然而往日动不动就拔剑的邵濯奕竟咬牙将这份气咽了下去,低着头要从旁边走过。
程月舒却朝旁边跨了一步,脚踩在长凳上,再次拦住他。
“说啊,是不是你欺负我的好大儿?你作为哥哥应该让着弟弟知道吗?别天天惹母亲生气。”
看戏的众人没想到,邵濯奕竟连这些话都忍了下来,只压低了声音。
“你到底想怎么样?”
邵濯奕是耿直又不是傻,他和二弟的武功相仿,两人谁也奈何不了谁,可昨天程月舒能游刃有余地教训邵濯奕,未尝不能收拾自己。

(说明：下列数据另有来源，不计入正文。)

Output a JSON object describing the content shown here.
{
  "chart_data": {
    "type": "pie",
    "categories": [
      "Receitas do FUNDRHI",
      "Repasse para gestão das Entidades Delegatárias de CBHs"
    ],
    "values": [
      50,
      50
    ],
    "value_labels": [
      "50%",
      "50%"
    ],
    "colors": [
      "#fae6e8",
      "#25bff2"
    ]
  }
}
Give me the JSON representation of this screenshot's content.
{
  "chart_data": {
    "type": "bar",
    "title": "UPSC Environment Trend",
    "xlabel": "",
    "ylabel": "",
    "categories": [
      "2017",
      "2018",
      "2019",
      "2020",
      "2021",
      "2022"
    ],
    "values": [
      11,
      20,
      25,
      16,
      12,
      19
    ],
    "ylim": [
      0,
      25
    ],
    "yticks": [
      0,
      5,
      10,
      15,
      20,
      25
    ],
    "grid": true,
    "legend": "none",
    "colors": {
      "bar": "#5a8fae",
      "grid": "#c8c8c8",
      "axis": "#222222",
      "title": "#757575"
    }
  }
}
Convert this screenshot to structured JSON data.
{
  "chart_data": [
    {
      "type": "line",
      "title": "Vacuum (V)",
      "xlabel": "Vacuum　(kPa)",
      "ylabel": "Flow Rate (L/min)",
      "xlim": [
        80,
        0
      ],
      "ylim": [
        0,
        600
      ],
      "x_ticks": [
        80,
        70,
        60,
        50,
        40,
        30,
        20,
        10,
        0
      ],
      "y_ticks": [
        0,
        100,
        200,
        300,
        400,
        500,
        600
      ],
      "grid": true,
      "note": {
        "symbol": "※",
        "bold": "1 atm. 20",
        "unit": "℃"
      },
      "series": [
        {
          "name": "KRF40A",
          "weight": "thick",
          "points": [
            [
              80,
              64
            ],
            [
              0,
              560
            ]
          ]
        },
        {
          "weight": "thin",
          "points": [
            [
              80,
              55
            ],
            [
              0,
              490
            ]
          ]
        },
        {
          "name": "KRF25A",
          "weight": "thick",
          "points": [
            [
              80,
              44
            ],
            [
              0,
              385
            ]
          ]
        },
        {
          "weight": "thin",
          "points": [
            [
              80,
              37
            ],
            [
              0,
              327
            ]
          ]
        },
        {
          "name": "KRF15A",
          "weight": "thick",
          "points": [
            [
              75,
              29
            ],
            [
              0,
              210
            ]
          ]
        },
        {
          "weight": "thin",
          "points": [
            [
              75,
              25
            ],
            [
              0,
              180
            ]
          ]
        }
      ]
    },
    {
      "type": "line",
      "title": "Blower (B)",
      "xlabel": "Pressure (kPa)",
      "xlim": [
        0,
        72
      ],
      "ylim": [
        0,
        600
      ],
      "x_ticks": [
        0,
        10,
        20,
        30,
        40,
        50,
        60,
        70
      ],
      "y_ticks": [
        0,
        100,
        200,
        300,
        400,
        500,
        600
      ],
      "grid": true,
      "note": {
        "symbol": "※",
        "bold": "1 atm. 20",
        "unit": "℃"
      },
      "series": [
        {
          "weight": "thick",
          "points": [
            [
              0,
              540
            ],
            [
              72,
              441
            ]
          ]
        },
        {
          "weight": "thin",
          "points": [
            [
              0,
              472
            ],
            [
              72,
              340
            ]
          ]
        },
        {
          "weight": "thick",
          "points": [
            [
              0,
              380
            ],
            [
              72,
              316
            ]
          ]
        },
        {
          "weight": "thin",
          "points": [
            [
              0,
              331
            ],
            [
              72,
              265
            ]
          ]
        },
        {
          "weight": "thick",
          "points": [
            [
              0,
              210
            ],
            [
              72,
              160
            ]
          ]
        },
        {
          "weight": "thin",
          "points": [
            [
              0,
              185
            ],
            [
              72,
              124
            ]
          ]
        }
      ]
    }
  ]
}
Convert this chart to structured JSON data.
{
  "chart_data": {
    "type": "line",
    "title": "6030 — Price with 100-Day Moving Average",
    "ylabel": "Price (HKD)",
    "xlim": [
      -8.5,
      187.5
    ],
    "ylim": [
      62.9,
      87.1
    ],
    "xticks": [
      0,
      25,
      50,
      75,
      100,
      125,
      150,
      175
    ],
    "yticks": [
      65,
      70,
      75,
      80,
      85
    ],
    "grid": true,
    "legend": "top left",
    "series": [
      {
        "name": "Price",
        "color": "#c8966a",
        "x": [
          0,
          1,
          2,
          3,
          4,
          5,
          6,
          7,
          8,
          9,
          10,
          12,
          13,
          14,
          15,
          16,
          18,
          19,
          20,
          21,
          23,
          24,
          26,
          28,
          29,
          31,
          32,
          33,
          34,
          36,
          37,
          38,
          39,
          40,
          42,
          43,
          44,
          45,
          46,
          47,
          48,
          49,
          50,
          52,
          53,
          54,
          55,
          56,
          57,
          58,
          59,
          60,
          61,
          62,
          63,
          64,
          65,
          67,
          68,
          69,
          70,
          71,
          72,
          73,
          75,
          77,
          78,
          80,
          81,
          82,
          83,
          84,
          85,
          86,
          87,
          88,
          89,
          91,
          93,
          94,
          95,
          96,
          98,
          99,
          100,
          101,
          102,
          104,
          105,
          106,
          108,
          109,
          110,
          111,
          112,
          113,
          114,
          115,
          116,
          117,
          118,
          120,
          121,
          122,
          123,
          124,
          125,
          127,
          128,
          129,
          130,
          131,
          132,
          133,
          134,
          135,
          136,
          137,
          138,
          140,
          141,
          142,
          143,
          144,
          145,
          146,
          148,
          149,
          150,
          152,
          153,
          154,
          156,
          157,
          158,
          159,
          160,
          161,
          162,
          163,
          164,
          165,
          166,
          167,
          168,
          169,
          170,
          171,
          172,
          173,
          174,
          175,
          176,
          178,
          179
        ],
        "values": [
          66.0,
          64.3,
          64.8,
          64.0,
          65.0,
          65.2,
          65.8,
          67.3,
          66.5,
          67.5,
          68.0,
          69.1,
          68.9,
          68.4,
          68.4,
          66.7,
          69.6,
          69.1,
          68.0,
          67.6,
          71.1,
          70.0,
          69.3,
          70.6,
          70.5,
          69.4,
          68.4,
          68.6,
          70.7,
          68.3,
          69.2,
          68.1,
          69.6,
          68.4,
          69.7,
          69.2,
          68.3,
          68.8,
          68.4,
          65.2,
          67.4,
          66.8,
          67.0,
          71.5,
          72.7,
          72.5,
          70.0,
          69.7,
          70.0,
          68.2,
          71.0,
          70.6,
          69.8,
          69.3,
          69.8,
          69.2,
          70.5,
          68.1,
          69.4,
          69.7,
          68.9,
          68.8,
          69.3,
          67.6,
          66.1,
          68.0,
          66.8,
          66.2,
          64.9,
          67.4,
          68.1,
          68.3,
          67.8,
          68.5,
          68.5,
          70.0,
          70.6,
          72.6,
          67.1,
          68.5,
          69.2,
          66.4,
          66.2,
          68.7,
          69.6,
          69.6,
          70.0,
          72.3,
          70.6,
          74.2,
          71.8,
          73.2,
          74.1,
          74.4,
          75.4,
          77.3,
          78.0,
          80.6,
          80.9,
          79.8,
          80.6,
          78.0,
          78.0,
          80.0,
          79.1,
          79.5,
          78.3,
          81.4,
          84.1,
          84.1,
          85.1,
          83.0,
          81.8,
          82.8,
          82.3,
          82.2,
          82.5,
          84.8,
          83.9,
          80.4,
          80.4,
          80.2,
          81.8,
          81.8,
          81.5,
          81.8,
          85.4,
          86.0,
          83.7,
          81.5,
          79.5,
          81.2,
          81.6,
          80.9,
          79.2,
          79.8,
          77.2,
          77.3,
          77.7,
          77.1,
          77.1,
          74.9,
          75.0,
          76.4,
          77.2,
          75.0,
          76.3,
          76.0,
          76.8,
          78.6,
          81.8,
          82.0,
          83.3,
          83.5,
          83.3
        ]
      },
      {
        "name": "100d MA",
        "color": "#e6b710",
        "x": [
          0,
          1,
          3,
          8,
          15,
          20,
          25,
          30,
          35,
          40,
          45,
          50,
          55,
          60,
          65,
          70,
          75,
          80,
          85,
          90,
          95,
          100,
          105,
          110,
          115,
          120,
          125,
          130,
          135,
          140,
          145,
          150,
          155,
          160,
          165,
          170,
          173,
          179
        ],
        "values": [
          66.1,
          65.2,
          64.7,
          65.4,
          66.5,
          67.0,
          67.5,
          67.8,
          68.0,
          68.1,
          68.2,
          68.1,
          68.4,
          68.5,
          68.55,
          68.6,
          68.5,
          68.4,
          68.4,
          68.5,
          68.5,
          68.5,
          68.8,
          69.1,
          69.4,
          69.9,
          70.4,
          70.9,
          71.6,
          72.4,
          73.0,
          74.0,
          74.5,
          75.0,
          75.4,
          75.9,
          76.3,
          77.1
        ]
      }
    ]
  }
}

程月舒一脚踹过去:“你说呢,下雨天打孩子,反正闲着也是闲着。”
邵濯奕惊怒之下拔出长剑,然而程月舒这一脚还是踹上了邵濯霖的胯骨。
男人顿时跌了个狗吃屎,趴在一地的饭菜上,素来洁白无瑕的衣衫染上油污。
邵濯奕好不容易爬起来,甩下脑袋上的白菜叶子,二话不说举起长剑狠狠朝程月舒刺去,一张脸黑如锅底。
程月舒游刃有余地躲闪开,随手抽出一把筷子,如丢暗器般扔向邵濯奕。
邵濯奕的长剑怎么也刺不中女人,自己的头上却被插了些乱七八糟的筷子,就算不照镜子也知道有多滑稽可笑。
男人气得发狂,出剑更是毫无章法,只期盼着大力出奇迹,能将这个该死的女人捅个对穿。
只可惜武力的差距不以意志为转移。
修炼血衣神功需要忍受那样非人的痛苦,如果不能让武功突飞猛进,程月舒敢打赌,这玩意儿绝对会失传在历史的长河中。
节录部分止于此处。